But manhood grows faint as the world waxes old!
There lives not in Britain a champion so bold,
So dauntless of heart, and so prudent of brain,
As to dare the adventure that treasure to gain.
The waste ridge of Cheviot shall wave with the rye,
Before the rude Scots shall Northumberland fly,
And the flint cliffs of Bambro' shall melt in the sun
Before that adventure be perill'd and won."
Long afterwards, when Harold the Dauntless entered the castle, the seven
shields still hung where Adolf had placed them, each blazoned with its
coat of arms:
"A wolf North Wales had on his armour coat,
And Rhys of Powis-land a couchant stag;
Strath Clwyd's strange emblem was a stranded boat;
Donald of Galloway's a trotting nag;
A corn-sheaf gilt was fertile Lodon's brag;
A dudgeon-dagger was by Dunmail worn;
Northumbrian Adolf gave a sea-beat crag;
Surmounted by a cross,--such signs were borne
Upon these antique shields, all wasted now and worn."

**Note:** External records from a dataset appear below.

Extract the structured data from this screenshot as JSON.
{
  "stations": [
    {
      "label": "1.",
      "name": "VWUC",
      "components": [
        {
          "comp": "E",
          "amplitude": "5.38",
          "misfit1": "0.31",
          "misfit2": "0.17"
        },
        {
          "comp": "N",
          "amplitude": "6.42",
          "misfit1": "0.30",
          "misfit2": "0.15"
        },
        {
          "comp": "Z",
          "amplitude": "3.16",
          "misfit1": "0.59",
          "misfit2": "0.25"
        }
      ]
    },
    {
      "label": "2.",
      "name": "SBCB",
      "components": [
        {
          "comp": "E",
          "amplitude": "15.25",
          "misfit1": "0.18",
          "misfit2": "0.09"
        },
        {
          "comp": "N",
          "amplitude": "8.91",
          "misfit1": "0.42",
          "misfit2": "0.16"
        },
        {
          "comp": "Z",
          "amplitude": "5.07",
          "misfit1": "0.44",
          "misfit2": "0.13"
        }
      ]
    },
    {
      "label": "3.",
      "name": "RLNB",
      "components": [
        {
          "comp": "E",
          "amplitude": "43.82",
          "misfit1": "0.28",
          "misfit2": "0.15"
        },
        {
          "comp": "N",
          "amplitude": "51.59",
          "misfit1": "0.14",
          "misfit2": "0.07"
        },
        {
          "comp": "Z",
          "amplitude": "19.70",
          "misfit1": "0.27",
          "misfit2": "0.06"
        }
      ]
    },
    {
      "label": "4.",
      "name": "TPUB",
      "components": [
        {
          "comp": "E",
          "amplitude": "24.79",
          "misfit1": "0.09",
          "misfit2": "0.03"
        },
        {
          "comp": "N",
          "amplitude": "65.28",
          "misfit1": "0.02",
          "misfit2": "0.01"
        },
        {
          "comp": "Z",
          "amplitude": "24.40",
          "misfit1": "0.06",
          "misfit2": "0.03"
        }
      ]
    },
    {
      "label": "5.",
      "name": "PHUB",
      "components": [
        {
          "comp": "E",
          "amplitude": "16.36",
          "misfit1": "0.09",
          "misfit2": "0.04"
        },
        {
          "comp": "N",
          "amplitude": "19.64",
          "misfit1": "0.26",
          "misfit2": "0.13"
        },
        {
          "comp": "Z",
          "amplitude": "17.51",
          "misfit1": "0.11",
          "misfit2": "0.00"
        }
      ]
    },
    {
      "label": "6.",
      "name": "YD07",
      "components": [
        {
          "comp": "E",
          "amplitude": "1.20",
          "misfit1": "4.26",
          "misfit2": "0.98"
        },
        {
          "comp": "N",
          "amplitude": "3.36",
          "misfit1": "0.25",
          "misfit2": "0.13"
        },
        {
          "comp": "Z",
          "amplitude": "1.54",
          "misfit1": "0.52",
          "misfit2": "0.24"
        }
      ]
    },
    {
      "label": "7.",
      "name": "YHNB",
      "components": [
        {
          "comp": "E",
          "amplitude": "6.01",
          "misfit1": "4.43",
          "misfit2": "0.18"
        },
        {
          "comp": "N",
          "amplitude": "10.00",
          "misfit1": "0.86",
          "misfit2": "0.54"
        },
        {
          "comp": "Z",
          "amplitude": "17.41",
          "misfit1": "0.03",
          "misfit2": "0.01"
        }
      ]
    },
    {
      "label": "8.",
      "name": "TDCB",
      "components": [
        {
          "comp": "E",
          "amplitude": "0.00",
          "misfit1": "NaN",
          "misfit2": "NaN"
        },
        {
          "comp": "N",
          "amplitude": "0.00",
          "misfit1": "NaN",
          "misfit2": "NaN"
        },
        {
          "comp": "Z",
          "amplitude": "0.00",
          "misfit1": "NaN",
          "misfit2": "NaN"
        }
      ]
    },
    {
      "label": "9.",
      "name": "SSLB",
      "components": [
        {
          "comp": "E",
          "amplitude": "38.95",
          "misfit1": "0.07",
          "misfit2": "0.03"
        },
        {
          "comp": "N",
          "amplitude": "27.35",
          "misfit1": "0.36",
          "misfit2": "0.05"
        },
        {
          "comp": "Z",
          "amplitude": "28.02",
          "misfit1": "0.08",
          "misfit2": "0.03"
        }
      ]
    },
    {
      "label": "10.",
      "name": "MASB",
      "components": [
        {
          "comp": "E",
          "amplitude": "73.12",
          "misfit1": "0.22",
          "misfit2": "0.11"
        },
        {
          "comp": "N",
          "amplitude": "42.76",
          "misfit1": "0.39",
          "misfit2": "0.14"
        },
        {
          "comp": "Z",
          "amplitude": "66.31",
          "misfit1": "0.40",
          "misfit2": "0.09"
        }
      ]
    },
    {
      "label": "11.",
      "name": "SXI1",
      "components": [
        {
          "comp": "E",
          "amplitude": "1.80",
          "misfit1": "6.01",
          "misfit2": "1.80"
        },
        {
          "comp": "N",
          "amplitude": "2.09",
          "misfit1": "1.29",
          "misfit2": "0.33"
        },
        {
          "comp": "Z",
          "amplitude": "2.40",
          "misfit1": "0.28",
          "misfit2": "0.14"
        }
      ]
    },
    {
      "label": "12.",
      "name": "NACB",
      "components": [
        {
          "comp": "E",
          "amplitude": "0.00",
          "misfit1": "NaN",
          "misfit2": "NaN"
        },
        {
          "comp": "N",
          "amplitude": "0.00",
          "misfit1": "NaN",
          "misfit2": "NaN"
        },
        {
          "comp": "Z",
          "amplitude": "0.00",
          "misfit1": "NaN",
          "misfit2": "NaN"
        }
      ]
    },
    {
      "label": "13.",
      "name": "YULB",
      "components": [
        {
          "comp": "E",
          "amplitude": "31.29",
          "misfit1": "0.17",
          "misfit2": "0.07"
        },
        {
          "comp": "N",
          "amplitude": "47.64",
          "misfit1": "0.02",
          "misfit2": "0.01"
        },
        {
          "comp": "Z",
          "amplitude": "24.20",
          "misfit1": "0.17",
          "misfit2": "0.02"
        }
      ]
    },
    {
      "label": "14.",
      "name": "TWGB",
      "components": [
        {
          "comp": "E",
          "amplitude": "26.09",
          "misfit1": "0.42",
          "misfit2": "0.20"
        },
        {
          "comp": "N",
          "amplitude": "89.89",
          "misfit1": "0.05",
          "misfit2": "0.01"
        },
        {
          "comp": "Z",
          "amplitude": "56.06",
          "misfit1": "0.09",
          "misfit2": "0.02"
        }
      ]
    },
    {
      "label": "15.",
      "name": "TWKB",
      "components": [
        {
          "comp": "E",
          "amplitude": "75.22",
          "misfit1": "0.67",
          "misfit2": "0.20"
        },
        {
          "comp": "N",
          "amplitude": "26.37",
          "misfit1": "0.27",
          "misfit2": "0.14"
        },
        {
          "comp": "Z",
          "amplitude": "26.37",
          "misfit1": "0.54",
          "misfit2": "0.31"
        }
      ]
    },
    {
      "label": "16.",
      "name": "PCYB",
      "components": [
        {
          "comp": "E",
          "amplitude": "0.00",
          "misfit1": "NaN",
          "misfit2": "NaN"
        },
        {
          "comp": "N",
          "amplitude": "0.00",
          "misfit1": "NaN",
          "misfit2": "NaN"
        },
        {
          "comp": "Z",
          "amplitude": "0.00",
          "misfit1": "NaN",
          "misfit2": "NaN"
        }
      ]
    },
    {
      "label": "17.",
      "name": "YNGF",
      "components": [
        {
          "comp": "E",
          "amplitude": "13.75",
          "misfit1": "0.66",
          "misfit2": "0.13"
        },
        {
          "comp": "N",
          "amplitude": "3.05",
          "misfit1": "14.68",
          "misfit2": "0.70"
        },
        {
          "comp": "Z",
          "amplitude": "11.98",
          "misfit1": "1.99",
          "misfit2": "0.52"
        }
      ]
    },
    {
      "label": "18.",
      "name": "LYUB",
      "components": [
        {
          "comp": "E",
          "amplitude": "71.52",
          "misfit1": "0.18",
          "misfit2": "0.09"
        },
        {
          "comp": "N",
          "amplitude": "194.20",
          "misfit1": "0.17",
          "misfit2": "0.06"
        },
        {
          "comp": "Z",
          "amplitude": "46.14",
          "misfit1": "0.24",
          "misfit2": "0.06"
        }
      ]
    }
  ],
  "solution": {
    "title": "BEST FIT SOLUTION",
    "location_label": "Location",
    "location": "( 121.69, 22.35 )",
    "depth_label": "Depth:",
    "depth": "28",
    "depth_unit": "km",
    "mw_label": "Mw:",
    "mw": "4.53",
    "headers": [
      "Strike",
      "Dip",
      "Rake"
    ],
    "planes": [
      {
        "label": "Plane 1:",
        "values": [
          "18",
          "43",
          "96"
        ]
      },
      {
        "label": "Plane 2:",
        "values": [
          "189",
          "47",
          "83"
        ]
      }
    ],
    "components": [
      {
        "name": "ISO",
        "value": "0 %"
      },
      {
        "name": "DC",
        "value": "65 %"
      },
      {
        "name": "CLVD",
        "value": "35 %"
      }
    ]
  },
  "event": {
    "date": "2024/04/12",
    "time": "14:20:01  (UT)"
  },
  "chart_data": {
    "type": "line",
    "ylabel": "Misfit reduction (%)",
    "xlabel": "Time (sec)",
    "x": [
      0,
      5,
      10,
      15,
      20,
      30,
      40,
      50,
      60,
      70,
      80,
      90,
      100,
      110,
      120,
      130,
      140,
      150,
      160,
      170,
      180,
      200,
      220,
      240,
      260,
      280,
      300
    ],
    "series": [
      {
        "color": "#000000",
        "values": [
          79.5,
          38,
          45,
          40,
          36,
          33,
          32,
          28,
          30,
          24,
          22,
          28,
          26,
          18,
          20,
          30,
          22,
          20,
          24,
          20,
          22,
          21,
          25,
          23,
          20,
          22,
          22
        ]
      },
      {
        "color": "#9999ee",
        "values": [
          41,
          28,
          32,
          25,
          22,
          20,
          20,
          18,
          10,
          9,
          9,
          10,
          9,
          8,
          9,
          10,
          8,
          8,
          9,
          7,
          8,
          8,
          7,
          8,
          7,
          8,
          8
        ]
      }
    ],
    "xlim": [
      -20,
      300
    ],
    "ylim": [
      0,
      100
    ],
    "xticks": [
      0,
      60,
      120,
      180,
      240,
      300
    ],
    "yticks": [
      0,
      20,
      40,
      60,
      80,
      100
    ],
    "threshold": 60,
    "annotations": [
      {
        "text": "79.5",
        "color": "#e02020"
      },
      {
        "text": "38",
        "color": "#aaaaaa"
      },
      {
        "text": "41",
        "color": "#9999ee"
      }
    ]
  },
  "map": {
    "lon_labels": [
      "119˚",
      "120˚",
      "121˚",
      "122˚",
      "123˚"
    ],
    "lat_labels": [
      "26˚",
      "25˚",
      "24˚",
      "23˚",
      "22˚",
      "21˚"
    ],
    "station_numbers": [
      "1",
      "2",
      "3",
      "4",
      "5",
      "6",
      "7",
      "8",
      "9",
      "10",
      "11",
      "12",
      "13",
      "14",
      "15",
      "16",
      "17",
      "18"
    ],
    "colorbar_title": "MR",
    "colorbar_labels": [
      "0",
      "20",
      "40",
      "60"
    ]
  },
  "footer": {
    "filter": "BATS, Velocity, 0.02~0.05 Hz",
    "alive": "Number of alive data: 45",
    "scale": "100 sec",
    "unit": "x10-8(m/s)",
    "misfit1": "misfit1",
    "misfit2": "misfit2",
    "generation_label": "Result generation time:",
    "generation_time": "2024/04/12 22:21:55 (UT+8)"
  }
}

And within the castle, in that chamber where Adolf repelled the
embarrassing advances of that most unmaidenly band of sisters, and did
"a slaughter grim and great":
"There of the witch brides lay each skeleton,
Still in the posture as to death when dight;
For this lay prone, by one blow slain outright;
And that, as one who struggles long in dying;
One bony hand held knife, as if to smite;
One bent on fleshless knees, as mercy crying;
One lay across the floor, as kill'd in act of flying.